Broffina moved and Peewee's on his way out


----------



## Brendino (Aug 29, 2013)

My original 5 before I had to restart were Sprinkle, Hugh, Gigi, Deena and Flip.

In my new village, my starting villagers were Ankha, Maple, Ruby, Curly and Knox.


----------



## Thunder (Aug 29, 2013)

I think it was Jambette, Knox, Becky, Snake, and Kabuki.

They're all gone now, but Snake and Kabuki stuck around the longest.


----------



## Theatricalis (Aug 29, 2013)

Flurry, Walker, Butch, Pierce, and Alli.

Piece has moved out, but the others are still here. I really want to get rid of Alli. x_x


----------



## Boccages (Aug 29, 2013)

If I remember correctly it would have to be Kitt, Bianca, Rod, Kitty and Marcel.


----------



## fl0ra (Aug 29, 2013)

Gizmodo said:


> You had really good starters!!
> Moe is ADORABLE
> Baabara is ADORABLE
> Maple is ADORABLE
> ...



Thank you ^^ I was lucky because I didn't even restart! I got them my first time around. But that's true though, Truffles was nice and I loved her to bits. But since I only have one spot for a peppy in my town, I had to replace her Agent S because she's a dreamie


----------



## Klauser_Bateson (Aug 29, 2013)

Original 5 are Miranda, Bill, Wolfgang, Prince, and Midge. All are still around. 

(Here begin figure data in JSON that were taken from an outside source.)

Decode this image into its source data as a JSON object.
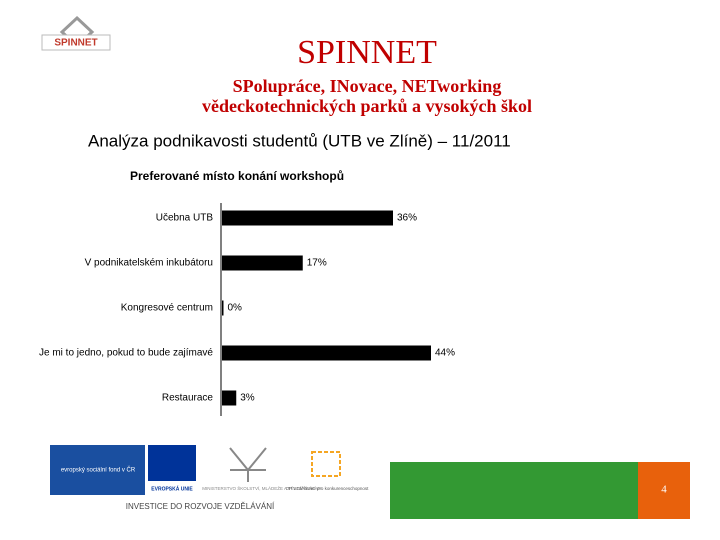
{
  "slide": {
    "logo_text": "SPINNET",
    "title": "SPINNET",
    "subtitle_lines": [
      "SPolupráce, INovace, NETworking",
      "vědeckotechnických parků a vysokých škol"
    ],
    "heading": "Analýza podnikavosti studentů (UTB ve Zlíně) – 11/2011",
    "footer_logos": [
      "evropský sociální fond v ČR",
      "EVROPSKÁ UNIE",
      "MINISTERSTVO ŠKOLSTVÍ, MLÁDEŽE A TĚLOVÝCHOVY",
      "OP Vzdělávání pro konkurenceschopnost",
      "INVESTICE DO ROZVOJE VZDĚLÁVÁNÍ"
    ],
    "page_number": "4"
  },
  "chart_data": {
    "type": "bar",
    "orientation": "horizontal",
    "title": "Preferované místo konání workshopů",
    "categories": [
      "Učebna UTB",
      "V podnikatelském inkubátoru",
      "Kongresové centrum",
      "Je mi to jedno, pokud to bude zajímavé",
      "Restaurace"
    ],
    "values": [
      36,
      17,
      0,
      44,
      3
    ],
    "value_labels": [
      "36%",
      "17%",
      "0%",
      "44%",
      "3%"
    ],
    "color": "#000000"
  }
}
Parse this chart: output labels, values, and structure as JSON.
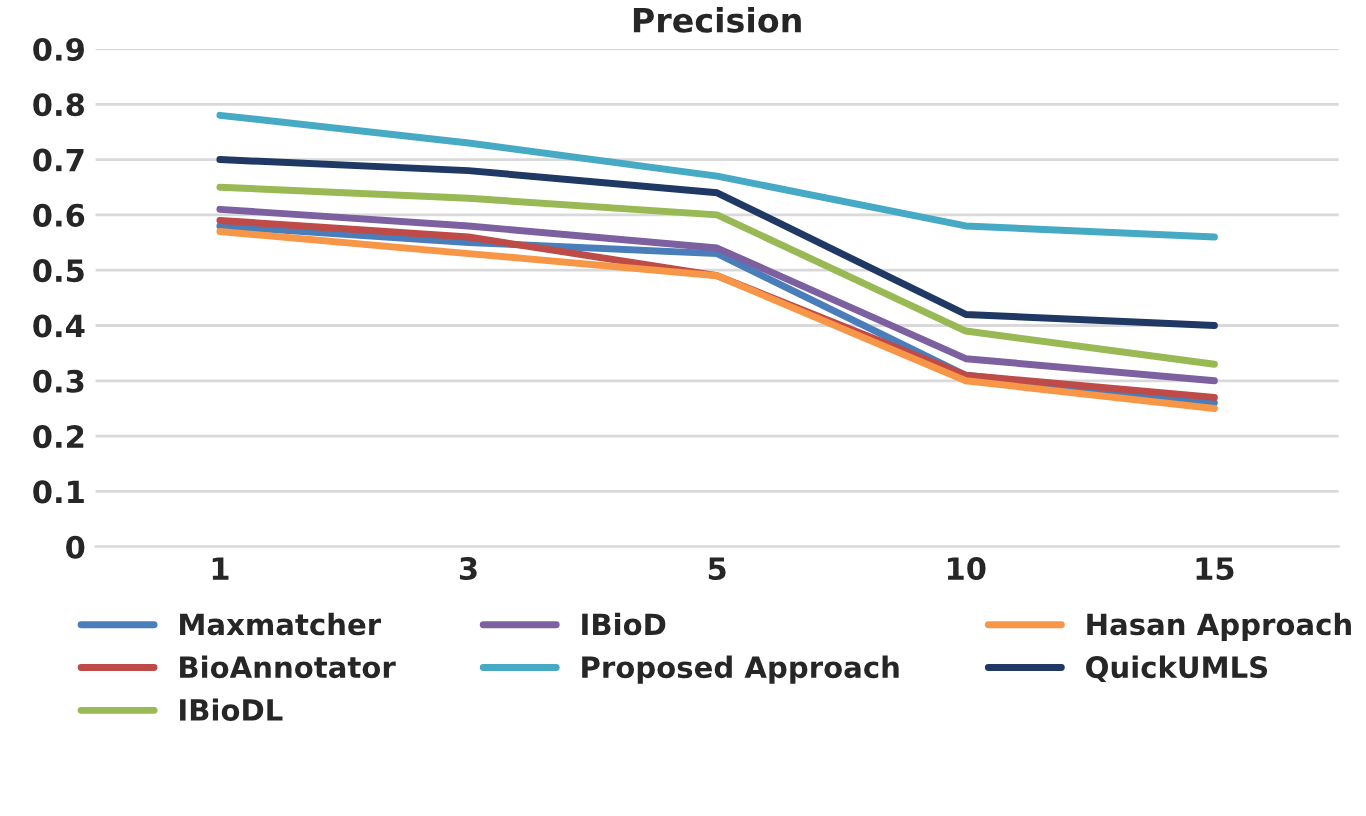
{
  "chart_data": {
    "type": "line",
    "title": "Precision",
    "categories": [
      "1",
      "3",
      "5",
      "10",
      "15"
    ],
    "series": [
      {
        "name": "Maxmatcher",
        "color": "#4a7ebb",
        "values": [
          0.58,
          0.55,
          0.53,
          0.31,
          0.26
        ]
      },
      {
        "name": "BioAnnotator",
        "color": "#be4b48",
        "values": [
          0.59,
          0.56,
          0.49,
          0.31,
          0.27
        ]
      },
      {
        "name": "IBioDL",
        "color": "#98b954",
        "values": [
          0.65,
          0.63,
          0.6,
          0.39,
          0.33
        ]
      },
      {
        "name": "IBioD",
        "color": "#7d60a0",
        "values": [
          0.61,
          0.58,
          0.54,
          0.34,
          0.3
        ]
      },
      {
        "name": "Proposed Approach",
        "color": "#46aac5",
        "values": [
          0.78,
          0.73,
          0.67,
          0.58,
          0.56
        ]
      },
      {
        "name": "Hasan Approach",
        "color": "#f79646",
        "values": [
          0.57,
          0.53,
          0.49,
          0.3,
          0.25
        ]
      },
      {
        "name": "QuickUMLS",
        "color": "#1f3864",
        "values": [
          0.7,
          0.68,
          0.64,
          0.42,
          0.4
        ]
      }
    ],
    "ylim": [
      0,
      0.9
    ],
    "yticks": [
      0,
      0.1,
      0.2,
      0.3,
      0.4,
      0.5,
      0.6,
      0.7,
      0.8,
      0.9
    ],
    "grid": "y",
    "legend": "bottom",
    "marker": "none",
    "line_style": "solid"
  }
}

Next 5 were Victoria, Rodney, Sylvia, Stitches, and Goose. Rodney moved out and into my friend's town. Still miss him in my town to this day.


----------



## irisubunny (Aug 29, 2013)

I restarted my game once so I guess..
the first time:
Eloise
Lyman
Biskit
Tutu
-forgot who the last one was ;-;-

second time:
Lolly
Ankha
Cyrano
Clyde
Ruby


----------



## Suicune (Aug 29, 2013)

My original five were Cube, Aurora, Groucho, Snake, and Freya. The next five were Tutu, Zell, O'Hare, Moe, and Katt. So I ended up having two penguins, two cats, two bunnies, and two bears. Very frustrating.


----------



## Swiftstream (Aug 29, 2013)

Tom, Bettina, Ribbot, Mallary, Al.


----------



## Stitched (Aug 29, 2013)

Camofrog, Olivia, Peck, Ava, and Tammi.  First three are still around.
Next five were Stitches, Frita, Wolfgang, Deirdre, and Eugene.  All but Eugene are still around.


----------



## ayeeprill (Aug 29, 2013)

Merengue!! (Still there)
Jeremiah
Elvis
Maelle
Bubbles


----------



## Cassandra (Aug 29, 2013)

Dotty, Avery, Muffy, Anchovy, Scoot.
I still have Dotty, Avery, and Anchovy, but Anchovy just because he hasn't tried to move yet. :l


----------



## lordbimble (Aug 29, 2013)

First game:
Grizzly
Jay
Sprinkle
Francine
Jambette

Second game:
Merengue
Hamlet
Tutu
Moe
Portia


----------



## mooferz (Aug 29, 2013)

First town: Erik, Sprinkle, Gayle, Whitney, Bud

Second Town: Bob, Francine, Harry, Bubbles, Sparro

Current: Lucky, Limberg, Greta, Bella, Kitt (so many mice...)


----------



## Church (Aug 29, 2013)

Whitney, Hamlet, Cole, Vladimir, and Midge


----------



## bittermeat (Aug 29, 2013)

Current town:

Fauna
Del
Mott
Patty
Tiffany

They're all still there besides Fauna. I love her to death, but I already had her on my old town so thought it would be nice to give her to someone else.


----------



## Zanessa (Aug 30, 2013)

Peanut
Wolfgang
Jay
Dizzy
Tipper

*o*


----------



## Lostsong (Aug 30, 2013)

Molly
Vic
Teddy
Cherry
Jay


----------



## Unidentified Floor Orange (Aug 30, 2013)

Axel
Eloise
Maple
Groucho
Bubbles

All are still there, although I probably won't keep Axel and Groucho (nothing wrong with them but I had them in previous NL towns). Plus I don't really want to have 2 elephants and 2 bears/cubs.


----------



## KitchenWhisk (Aug 30, 2013)

Elvis
Maelle
Egbert
Skye
Ruby


----------



## kaiju_kid (Aug 30, 2013)

I remember them cause, they're still here! Actually, I did let one go finally.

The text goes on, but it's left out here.